See the image [Note: I updated schematic with a 3x2, but the code is for 2x2]:
The resistors I use for RED LEDs is about 330 Ohms. At 5V, I think it gives about 15mA of current, and that's perfect for long life/brightness. And for blue/green, I use 160 ohm, usually.
This method is multiplexing. You can have many more rows and columns. The basic principle is you connect all Anodes [ + ] of LEDs in each column together. I named them P1 and P2 for Positive. Then you connect all Cathodes [ - ] of LEDs in each row together. I named them N1 and N2 for Negative. Also note the resistor, you only need 2 resistors, not 4, because only 2 of these LEDs will ever be on at the same time. So if you had, let's say, 5x5 [25 LEDs], you only need 5x resistors! The drawback is, the more columns you add, the less time the LEDs are actually on. [5 columns = each row is on for 1/5 the time]
Now to turn any given LED on, you have to: a) make that column's positive pin Positive, b) make that row's negative pin Negative.
For the multiplexing part, the principal is: you may only ever have one positive [Or negative, depending on wiring] wire on at any given time, then you turn on all negative [or positive] pins you want, then you go to the next row. rinse and repeat
I'll give you an example:
int p1 = 3;
int p2 = 4;
int n1 = 5;
int n2 = 6;
int P[] = { p1, p2 }; //put into array, so we can loop through them
int N[] = { n1, n2};
void setup()
{
for(int i = 0; i < 2; i++)
{
digitalWrite(P[i], LOW); //write all pins low
digitalWrite(N[i], LOW);
}
}
bool pattern[2][] =
{
{true, false } //this is the pattern, the top-left LED on, top-right off
{false, true } //button-left off, bottom-right on
};
byte r = 0;
void loop()
{
//turn off all positives by making them low
for(int i = 0; i<2; i++)
{
digitalWrite(P[i], LOW);
}
//turn on each row that's on
for(int i = 0; i<2; i++)
{
if(pattern[r][i] == true)
digitalWrite(N[i], LOW); //Low means on for a negative pin
else
digitalWrite(N[i], HIGH); //high is off since for an LED to be on, P has to be HIGH and N has to be low
}
digitalWrite(P[r], HIGH); //turn on this column of LED
delay(10); //let the row stay lit for a small amount of time
r++; //go to next column
if(r >= 2) r = 0; //if we reach last column go to beginning
}
Ok, now the code isn't tested but it should be at least very close. You can easily make it greater [3x3, 4x4, 5x5, etc] by wiring in more LEDs, and changing the 2's in the for loops to 3, 4, or 5.
Also, this is just for one still image. If you want to have an animation, you just need to make the pattern[2][] into a 3D array:
bool pattern[2][2][] =
{
{
{true, false},
{false, true},
},
{
{false, true},
{true, false},
}
};
and then implement a frame byte, and periodically increment the frame [with overflow reset, so it starts over from the beginnning.
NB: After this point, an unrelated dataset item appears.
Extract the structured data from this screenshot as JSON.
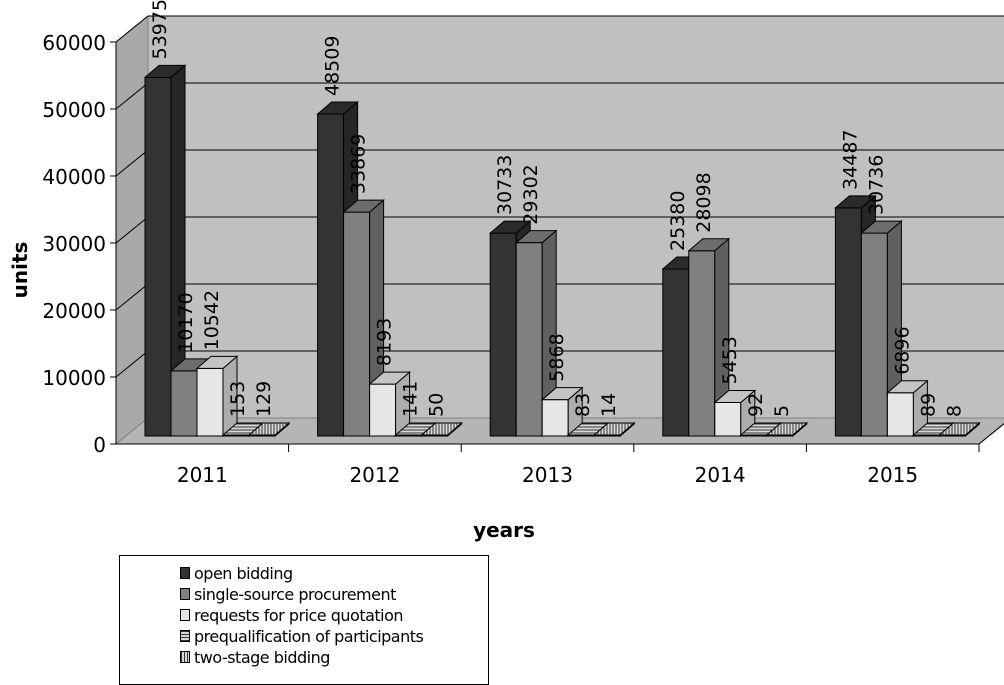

Note: this code is just an example for you to hopefully understand how multiplexing works, and give you a starting point. This would be much better to put the loop() part into a Timer1 interrupt, and run it at regular intervals, while you can handle the frame increment logic and do other stuff in loop().
Also! there is more to it than just wiring this straight to the Arduino's pins. Let me explain current sourcing vs current sinking. You can use all IO pins as a voltage source or voltage sink. Let's say you put pin 2 HIGH, and pin 3 LOW. Connect a load to pin 2 and 3, and there is 5V going to it. The arduino's absolute max before damage starts happening is 40mA per pin. Sinking [pin is +], or sourcing [pin is -]. So you can easily source 1 LED on each pin, so you can connect each Positive column pin to 1 respective arduino pin. [Remember, only 1 LED will be on per resistor since you only turn one
You cannot, however, sink the current for more than 40mA on a pin. So if you had 15mA per LED, you can sink 2 LEDs on the same pin [2 LEDs have the cathode going to the same arduino pin, and each anode going to different arduino pins--30mA], but you cannot do 3 [45mA].
So, at this point you need to take each N1, N2, N3 etc. pin, and wire that to a NPN transistor or n-channel MOSFET. That way, you can control the ground of say 5 LEDs with 1 arduino pin.
I hope that I haven't made it too complicated, and let me know if you don't understand any part of this and I'll try to elaborate.